Thierrée’s set is both decorative and distressed. A dilapidated piano plays itself; a tank of water suggests a paddling pool, an aquarium and a mad scientist’s laboratory. In one of the best sequences, a spiral staircase grows from the floor, its steps rising as Thierrée climbs it. The dusty junkshop look feels generic: so many surreal circus shows have used faded grandeur as an aesthetic.

Thierrée himself is in charge, though the space and his five colleagues often get away from him. With a shock of grey curls, he poses like a brooding Romantic, striking attitudes as he plays the violin. Hervé Lassïnce is ready to tidy the instrument away, except that Thierrée’s solo never quite ends. Each apparently final note leads into another, and another, until he throws the bow away rather than handing it over.
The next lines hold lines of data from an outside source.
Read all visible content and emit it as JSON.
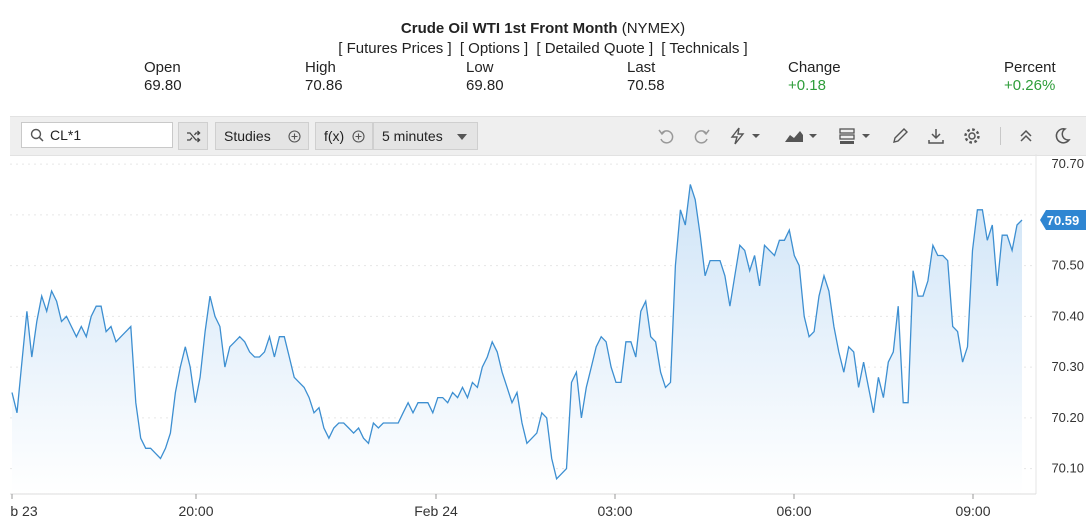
{
  "header": {
    "title_bold": "Crude Oil WTI 1st Front Month",
    "title_suffix": "(NYMEX)",
    "links": [
      "[ Futures Prices ]",
      "[ Options ]",
      "[ Detailed Quote ]",
      "[ Technicals ]"
    ]
  },
  "quote": {
    "open_label": "Open",
    "open_value": "69.80",
    "high_label": "High",
    "high_value": "70.86",
    "low_label": "Low",
    "low_value": "69.80",
    "last_label": "Last",
    "last_value": "70.58",
    "change_label": "Change",
    "change_value": "+0.18",
    "percent_label": "Percent",
    "percent_value": "+0.26%"
  },
  "toolbar": {
    "symbol_value": "CL*1",
    "studies_label": "Studies",
    "fx_label": "f(x)",
    "interval_label": "5 minutes",
    "icons": [
      "search-icon",
      "shuffle-icon",
      "plus-circle-icon",
      "undo-icon",
      "redo-icon",
      "lightning-icon",
      "area-chart-icon",
      "bars-icon",
      "pencil-icon",
      "download-icon",
      "gear-icon",
      "collapse-icon",
      "moon-icon"
    ]
  },
  "colors": {
    "line": "#3d8fd1",
    "fill_top": "#cfe4f7",
    "fill_bottom": "#ffffff",
    "up": "#2e9d3a",
    "badge": "#2f86d2"
  },
  "chart_data": {
    "type": "area",
    "ylim": [
      70.05,
      70.72
    ],
    "y_ticks": [
      "70.70",
      "70.60",
      "70.50",
      "70.40",
      "70.30",
      "70.20",
      "70.10"
    ],
    "y_tick_values": [
      70.7,
      70.6,
      70.5,
      70.4,
      70.3,
      70.2,
      70.1
    ],
    "x_ticks": [
      "b 23",
      "20:00",
      "Feb 24",
      "03:00",
      "06:00",
      "09:00"
    ],
    "last_price_label": "70.59",
    "last_price": 70.59,
    "values": [
      70.25,
      70.21,
      70.31,
      70.41,
      70.32,
      70.39,
      70.44,
      70.41,
      70.45,
      70.43,
      70.39,
      70.4,
      70.38,
      70.36,
      70.38,
      70.36,
      70.4,
      70.42,
      70.42,
      70.37,
      70.38,
      70.35,
      70.36,
      70.37,
      70.38,
      70.23,
      70.16,
      70.14,
      70.14,
      70.13,
      70.12,
      70.14,
      70.17,
      70.25,
      70.3,
      70.34,
      70.3,
      70.23,
      70.28,
      70.37,
      70.44,
      70.4,
      70.38,
      70.3,
      70.34,
      70.35,
      70.36,
      70.35,
      70.33,
      70.32,
      70.32,
      70.33,
      70.36,
      70.32,
      70.36,
      70.36,
      70.32,
      70.28,
      70.27,
      70.26,
      70.24,
      70.21,
      70.22,
      70.18,
      70.16,
      70.18,
      70.19,
      70.19,
      70.18,
      70.17,
      70.18,
      70.16,
      70.15,
      70.19,
      70.18,
      70.19,
      70.19,
      70.19,
      70.19,
      70.21,
      70.23,
      70.21,
      70.23,
      70.23,
      70.23,
      70.21,
      70.24,
      70.24,
      70.23,
      70.25,
      70.24,
      70.26,
      70.24,
      70.27,
      70.26,
      70.3,
      70.32,
      70.35,
      70.33,
      70.29,
      70.26,
      70.23,
      70.25,
      70.19,
      70.15,
      70.16,
      70.17,
      70.21,
      70.2,
      70.12,
      70.08,
      70.09,
      70.1,
      70.27,
      70.29,
      70.2,
      70.26,
      70.3,
      70.34,
      70.36,
      70.35,
      70.3,
      70.27,
      70.27,
      70.35,
      70.35,
      70.32,
      70.41,
      70.43,
      70.36,
      70.35,
      70.29,
      70.26,
      70.27,
      70.5,
      70.61,
      70.58,
      70.66,
      70.63,
      70.56,
      70.48,
      70.51,
      70.51,
      70.51,
      70.48,
      70.42,
      70.48,
      70.54,
      70.53,
      70.49,
      70.52,
      70.46,
      70.54,
      70.53,
      70.52,
      70.55,
      70.55,
      70.57,
      70.52,
      70.5,
      70.4,
      70.36,
      70.37,
      70.44,
      70.48,
      70.45,
      70.38,
      70.33,
      70.29,
      70.34,
      70.33,
      70.26,
      70.31,
      70.26,
      70.21,
      70.28,
      70.24,
      70.31,
      70.33,
      70.42,
      70.23,
      70.23,
      70.49,
      70.44,
      70.44,
      70.47,
      70.54,
      70.52,
      70.52,
      70.51,
      70.38,
      70.37,
      70.31,
      70.34,
      70.53,
      70.61,
      70.61,
      70.55,
      70.58,
      70.46,
      70.56,
      70.56,
      70.53,
      70.58,
      70.59
    ]
  }
}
When Lassïnce tries to take the violin, it sticks to Theirrée’s hand, leading to a battle in which he keeps trying to let go.

The manipulation is cleverly done, Theirrée juggling the violin until it seems to leap in his hands. Moment by moment, the timing is sharp, but it’s a long sequence, a long time to spend on the arrogance of Thierrée’s persona. His costars are given less space for characterisation: the men are stooges, while the three women are more glamorous but remote.

The show always seems conscious that its punchlines are clowning classics. It’s knowing about its own marvels, admiring its own free spirit a little too much.